Hablando hoy por teléfono con una de mis mejores amigas, llegué a la conclusión después de una larga y muy entretenida conversación, de esas que solemos sostener para extrañarnos menos y mantenernos al día; que la tan ansiada felicidad no anda muy lejos escapándose de nuestras manos como muchos suponemos, no, la felicidad no posee la misma consistencia casi etérea de la arena fina de playa que se cuela entre nuestros dedos. La felicidad no es transparente ni utópica. No evade nuestra compañía ni prefiere irse sola a vagar por Dios sabe que rincones remotos e inalcanzables.

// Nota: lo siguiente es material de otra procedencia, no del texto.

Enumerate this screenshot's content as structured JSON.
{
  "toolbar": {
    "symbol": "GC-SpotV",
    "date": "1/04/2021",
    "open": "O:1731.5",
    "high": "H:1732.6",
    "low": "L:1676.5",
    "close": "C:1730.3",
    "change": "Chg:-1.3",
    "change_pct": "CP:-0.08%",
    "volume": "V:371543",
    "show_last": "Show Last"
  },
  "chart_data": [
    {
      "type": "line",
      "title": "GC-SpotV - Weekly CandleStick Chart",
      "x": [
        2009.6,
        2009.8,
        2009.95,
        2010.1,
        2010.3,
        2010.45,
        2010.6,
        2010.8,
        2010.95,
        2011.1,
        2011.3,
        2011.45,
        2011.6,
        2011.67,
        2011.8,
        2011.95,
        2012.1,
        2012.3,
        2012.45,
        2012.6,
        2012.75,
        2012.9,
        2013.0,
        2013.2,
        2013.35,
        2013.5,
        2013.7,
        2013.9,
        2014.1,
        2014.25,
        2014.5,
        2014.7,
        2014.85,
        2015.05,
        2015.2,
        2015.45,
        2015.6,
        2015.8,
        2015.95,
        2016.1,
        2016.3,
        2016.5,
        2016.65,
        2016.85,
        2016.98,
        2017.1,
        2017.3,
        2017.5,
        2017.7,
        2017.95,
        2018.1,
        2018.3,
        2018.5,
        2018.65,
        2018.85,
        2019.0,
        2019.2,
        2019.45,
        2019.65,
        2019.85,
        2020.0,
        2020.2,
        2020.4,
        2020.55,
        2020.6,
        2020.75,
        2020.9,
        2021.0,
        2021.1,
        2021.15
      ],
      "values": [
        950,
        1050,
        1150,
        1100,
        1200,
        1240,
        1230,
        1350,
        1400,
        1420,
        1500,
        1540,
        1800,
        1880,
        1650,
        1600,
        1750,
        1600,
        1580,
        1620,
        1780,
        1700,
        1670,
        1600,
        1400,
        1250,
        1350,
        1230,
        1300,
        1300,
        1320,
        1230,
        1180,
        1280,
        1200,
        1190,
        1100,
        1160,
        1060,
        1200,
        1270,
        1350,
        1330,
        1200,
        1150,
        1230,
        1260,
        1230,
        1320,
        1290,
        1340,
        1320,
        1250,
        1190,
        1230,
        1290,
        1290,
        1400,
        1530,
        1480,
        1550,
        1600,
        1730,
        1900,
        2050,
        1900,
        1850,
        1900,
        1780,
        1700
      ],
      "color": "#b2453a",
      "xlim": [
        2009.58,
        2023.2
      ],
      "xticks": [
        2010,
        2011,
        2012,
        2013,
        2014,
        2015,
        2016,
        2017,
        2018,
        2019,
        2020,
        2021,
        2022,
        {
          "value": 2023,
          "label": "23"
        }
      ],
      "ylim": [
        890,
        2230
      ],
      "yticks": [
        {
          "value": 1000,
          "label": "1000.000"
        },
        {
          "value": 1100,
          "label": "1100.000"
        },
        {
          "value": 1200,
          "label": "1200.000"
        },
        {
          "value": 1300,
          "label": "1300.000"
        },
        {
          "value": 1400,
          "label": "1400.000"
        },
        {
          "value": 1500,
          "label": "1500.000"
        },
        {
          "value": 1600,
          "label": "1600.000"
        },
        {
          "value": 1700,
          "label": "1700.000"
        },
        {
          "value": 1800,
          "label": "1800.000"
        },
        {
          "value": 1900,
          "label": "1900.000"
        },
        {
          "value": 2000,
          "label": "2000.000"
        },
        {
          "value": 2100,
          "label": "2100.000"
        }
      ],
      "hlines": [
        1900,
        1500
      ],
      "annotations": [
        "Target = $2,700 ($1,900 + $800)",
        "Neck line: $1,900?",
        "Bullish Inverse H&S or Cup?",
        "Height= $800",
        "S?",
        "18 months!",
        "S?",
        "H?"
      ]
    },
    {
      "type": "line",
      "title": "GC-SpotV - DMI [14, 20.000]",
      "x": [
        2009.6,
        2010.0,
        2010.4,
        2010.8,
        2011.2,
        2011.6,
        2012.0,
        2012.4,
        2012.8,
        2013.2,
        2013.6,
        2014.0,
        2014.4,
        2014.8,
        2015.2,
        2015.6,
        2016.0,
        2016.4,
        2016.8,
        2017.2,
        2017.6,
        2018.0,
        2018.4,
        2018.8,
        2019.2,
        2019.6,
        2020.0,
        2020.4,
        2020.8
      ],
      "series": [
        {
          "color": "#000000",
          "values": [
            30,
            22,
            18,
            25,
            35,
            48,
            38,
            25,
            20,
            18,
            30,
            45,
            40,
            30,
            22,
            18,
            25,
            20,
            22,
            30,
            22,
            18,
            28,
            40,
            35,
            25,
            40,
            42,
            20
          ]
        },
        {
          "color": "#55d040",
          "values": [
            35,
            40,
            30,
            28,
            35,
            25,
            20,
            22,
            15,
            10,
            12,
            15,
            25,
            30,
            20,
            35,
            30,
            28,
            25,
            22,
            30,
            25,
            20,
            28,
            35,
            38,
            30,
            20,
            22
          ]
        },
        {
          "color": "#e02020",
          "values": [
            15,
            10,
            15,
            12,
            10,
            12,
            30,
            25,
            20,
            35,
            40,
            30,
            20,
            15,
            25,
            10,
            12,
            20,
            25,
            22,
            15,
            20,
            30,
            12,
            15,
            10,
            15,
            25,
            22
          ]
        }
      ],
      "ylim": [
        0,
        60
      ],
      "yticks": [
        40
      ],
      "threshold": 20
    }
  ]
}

La felicidad es más que un voluble estado de ánimo, no se halla precisamente en los ceros que acompañan nuestras cuentas bancarias ni en los lujos que podemos a nosotros mismos regalarnos.
Felices son los que miran con ojos distintos al mundo, aquellos capaces de enfrentar las malas noticias con una postergada sonrisa.
Verdaderamente felices son quienes hacen la felicidad ajena, simplemente suya.
Es lo que yo llamo una felicidad solidaria y compartida.
Para ser feliz nadie necesita de una vida perfecta y descomplicada porque así sólo acabaría por tornarse aburrida, para ser feliz se necesita sentido común y buen humor.
Yo soy particularmente feliz porque es mi derecho y lo merezco.
Porque me da la reverenda gana de sentirme afortunada, porque me creo especial, porque especiales fuimos hechos todos y porque existen con plena seguridad mil motivos maravillosos para vivir la vida que estoy viviendo.
Alguna vez le confesé de lo más seria y bajito a un buen amigo, que yo sentía que mi misión en el mundo era hacer sentir especial a aquellos que precisamente lo son.
Todo comenzó un buen día que caí en la cuenta convencida que andaba rodeada de gente maravillosa, de seres que compartían a diario su belleza conmigo y me regalaban sin ningún costo adicional su sabiduría personal.
Algunos de ellos permanecen conmigo hasta ahora desde la primera vez que los conocí, otros en cambio tocaron mi vida sólo por un ratito.
Pero en estos casos poco importa el tiempo, cuando el legado es infinito.
Y así sin querer siguen apareciendo, comparten su magia y muchas veces después de eso, se despiden ligeritos para seguir sacando más conejos de sus grandes sombreros.
Al final de cuentas todo se convierte en una gran cadena, todo pasa por un ciclo especial en el cual se entrelazan y retro-alimentan nuestros íntimos deseos y nuestro agradecimiento sincero.
Cómo pretender ser más felices si ni siquiera somos capaces de valorar nuestra pequeña gran felicidad.
Cómo pedir demás si menospreciamos lo que bondadosamente se nos fue concedido y que para muchos otros consiste en cambio un sueño irrealizable.
Por qué pedirle al mundo que te dibuje sonrisas si tú no se las regalas primero.
Por mi parte mis días transcurren llenos de alegrías y frustraciones, hay días soleados y otros conservan al sol en mis pensamientos.
Hay mañanas que despierto con flojera y todo me sale mal, hay tardes que pierdo el tranvía, se me pasa la sal en la comida o no acierto los ejercicios de mi libro de gramática rojo.
Luego llego a casa resignada, me pongo el pijama y cuando enciendo la laptop cabizbaja, más de un mensaje de gente que me extraña y se encuentra repartida por el mundo me esperan, suena el teléfono y mi hermana mayor con su humor negro me arranca sin querer más de una carcajada, Marquitos me trae un pastelito de ciruelas que sabe me encanta y que encontró en oferta en la panadería cerca al trabajo, como si fuera poco finalmente mi almohada y sábanas huelen riquísimo y se sienten suavecitas porque no hace mucho pasaron por la lavadora y el nuevo detergente que compré es efectivamente todo un éxito.
Es entonces a la hora de las buenas noches y los dulces sueños, a la hora de hacer el balance diario y dar mentalmente las gracias, es que me recuerdo a mí misma qué constituye, a pesar y después de todo, mi verdadera y única fortuna.